The oldest method of fitting a baseline, it involves removing all peak regions from the dataset then fitting the remaining points. This is not a recommended approach as the manual selection of the baseline region is time-consuming and subjective, reducing the reproducibility of results.

#### thresholding

Thresholding is a two-fold process where a least-squares fit is established then a comparison is made between the fit and each data point in an iterative process. In each iteration The minimum between the datapoint and the fit is found, and the fit is adjusted. This continues until an exit criteria is reached.

#### Penalizing outliers

This approach lends less weight to outliers (i.e. peaks) when fitting the baseline.

### Algorithms

| abbrev. | Full Name | Description |
|---|---|---|
| poly | Regular Polynomial | Least squares polynomial fitting, use with selective masking |
| modpoly/ModPolyFit | Modified Polynomial | polynomial fitting with thresholding |
| imodpoly/IModPolyFit | Improved Modified Polynomial | adaption of modpoly for noisy data by including the stdev of the residual during thresholding |
| penalized_poly/backcor | Penalized Polynomial |  uses non-squadratic cost functions - Huber, truncated-quaratic, indec |
| loess/rbe | Locally Estimated Scatterplot Smoothing/Robust Baseline Estimate | element-wise calculation of baseline by applying polynomial regression on the k-nearest neighbours of the element. Outliers are reduced by iterative reweighting |
| quant_reg | Quantile Regression | Uses quantile regression |
| goldinc | Goldindec Method | Uses asyummetric non-quadratic cost functions |

Source [bybaselines](https://pybaselines.readthedocs.io/en/latest/algorithms/polynomial.html)

## Spline Baselines

- PyBaselines uses 'B-splines'

$$z(x) = \sum\limits_{i}^N \sum\limits_{j}^M {B_j(x_i) c_j}$$

where $N$ is the number of points in $x$, $M$ is the number of spline basis functions, $B_j(x_i)$ is the j-th basis function evaluated at $x_i$, and $c_j$ is the coefficient for the j-th basis (which is analogous to the height of the j-th basis). $M$ is calculated as the number of knots plus the spline degree minus 1.

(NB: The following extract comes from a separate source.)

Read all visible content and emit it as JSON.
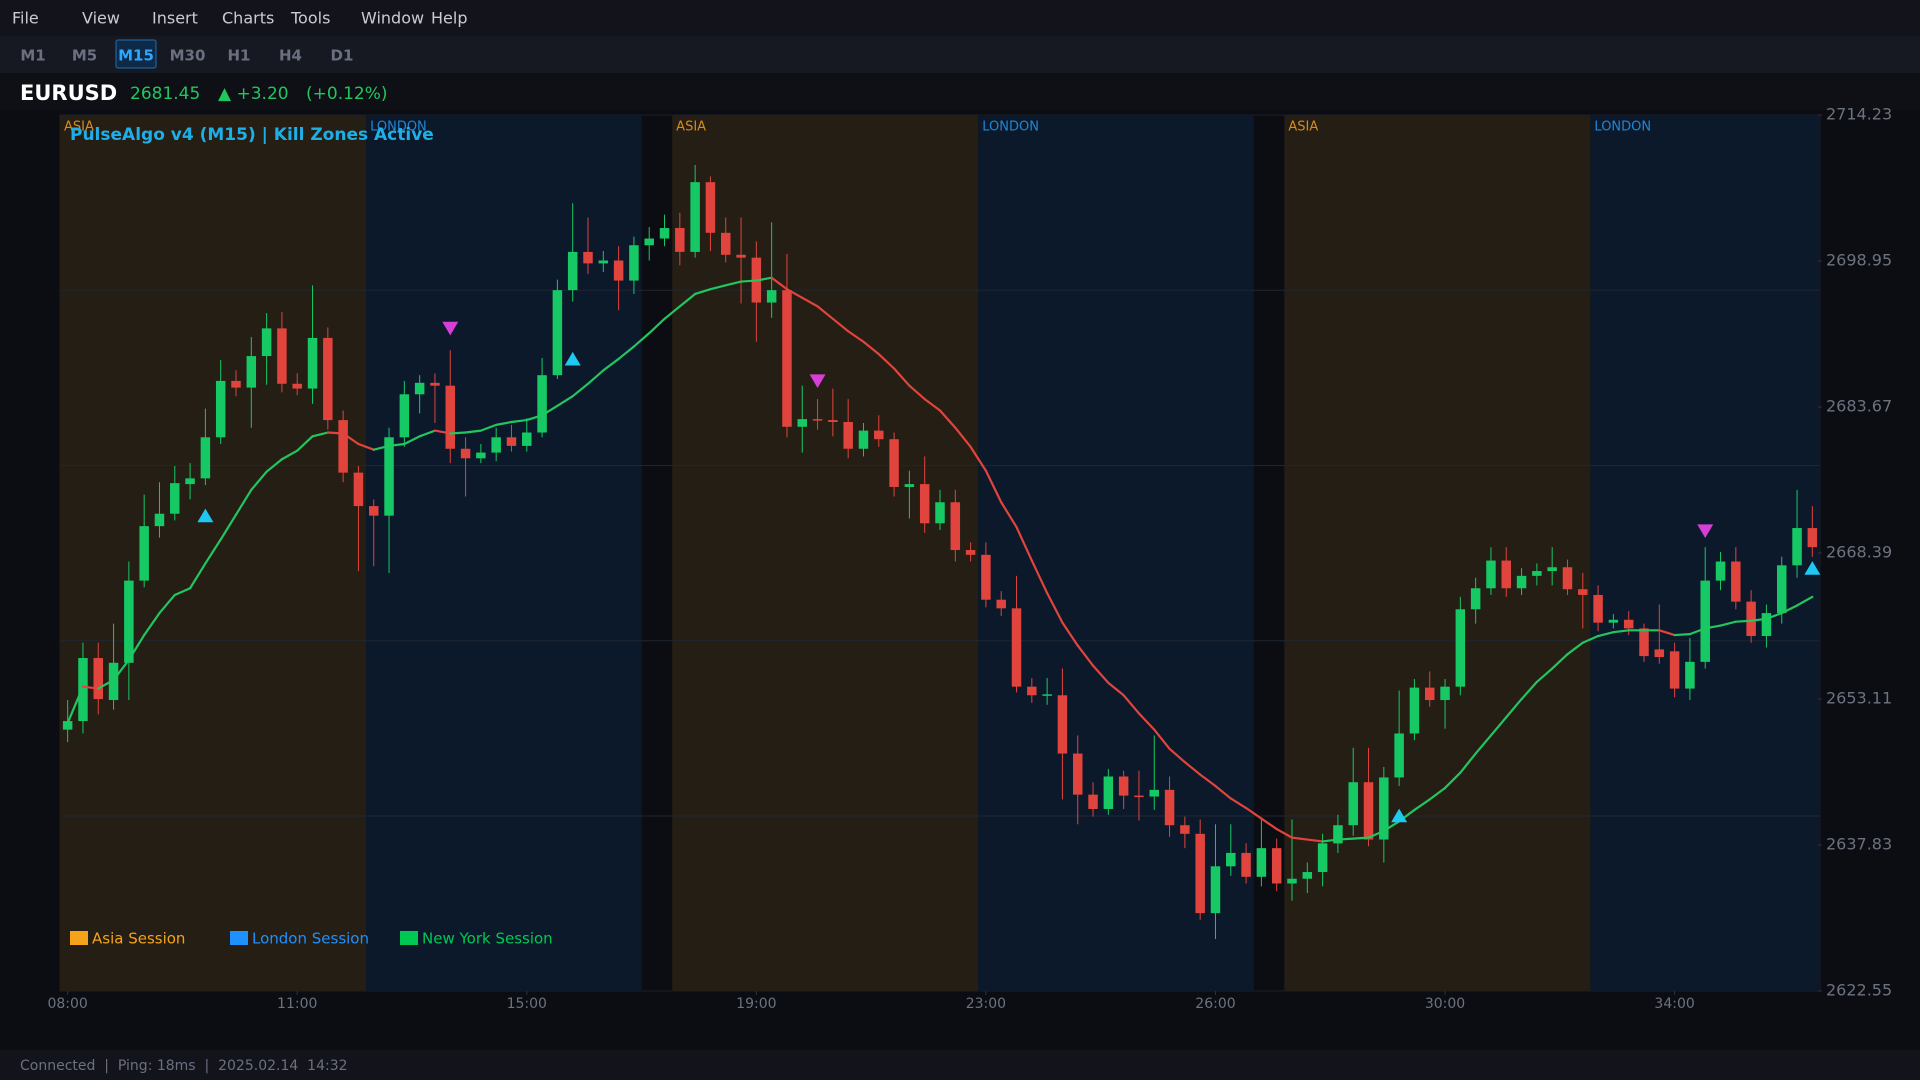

- A zBspline is formed by minimizing the least squares: $$\sum\limits_{i}^N w_i (y_i - \sum\limits_{j}^M {B_j(x_i) c_j})^2$$

- T control smoothness of baseline, a penalty is added in the form of a cost function. These kinds of B-splines are called P-splines: $$\sum\limits_{i}^N w_i (y_i - \sum\limits_{j}^M {B_j(x_i) c_j})^2+ \lambda \sum\limits_{i}^{M - d} (\Delta^d c_i)^2$$ where $\lambda$ is the penalty scale factor, $\Delta^d$ is the finite difference operator of order $d$. This is solved with the linear equation: $$(B^{\top} W B + \lambda D_d^{\top} D_d) c = B^{\top} W y$$ where $W$ is the diagonal matrix of the weights, $B$ is the matrix containing all of the spline basis functions, $D_d$ is the matrix version of $\Delta^d$.

- P-splines can be thought of as an adaption of Whittaker smoothing, a P-spline with $M=N$ and $d=0$ has an equation equal to that of the solution to Whittaker smoothing.

### Algorithms

| Abbrev. | Full Name | Description |
|---|---|---|
| mixture_model | Mixture Model | test |
| irsqr | Iterative Reweighted Spline Quantile Regression | Quantile regression through P-splines with iterative reweighted least squares |
| corner_cutting | Corner-Cutting Method | test |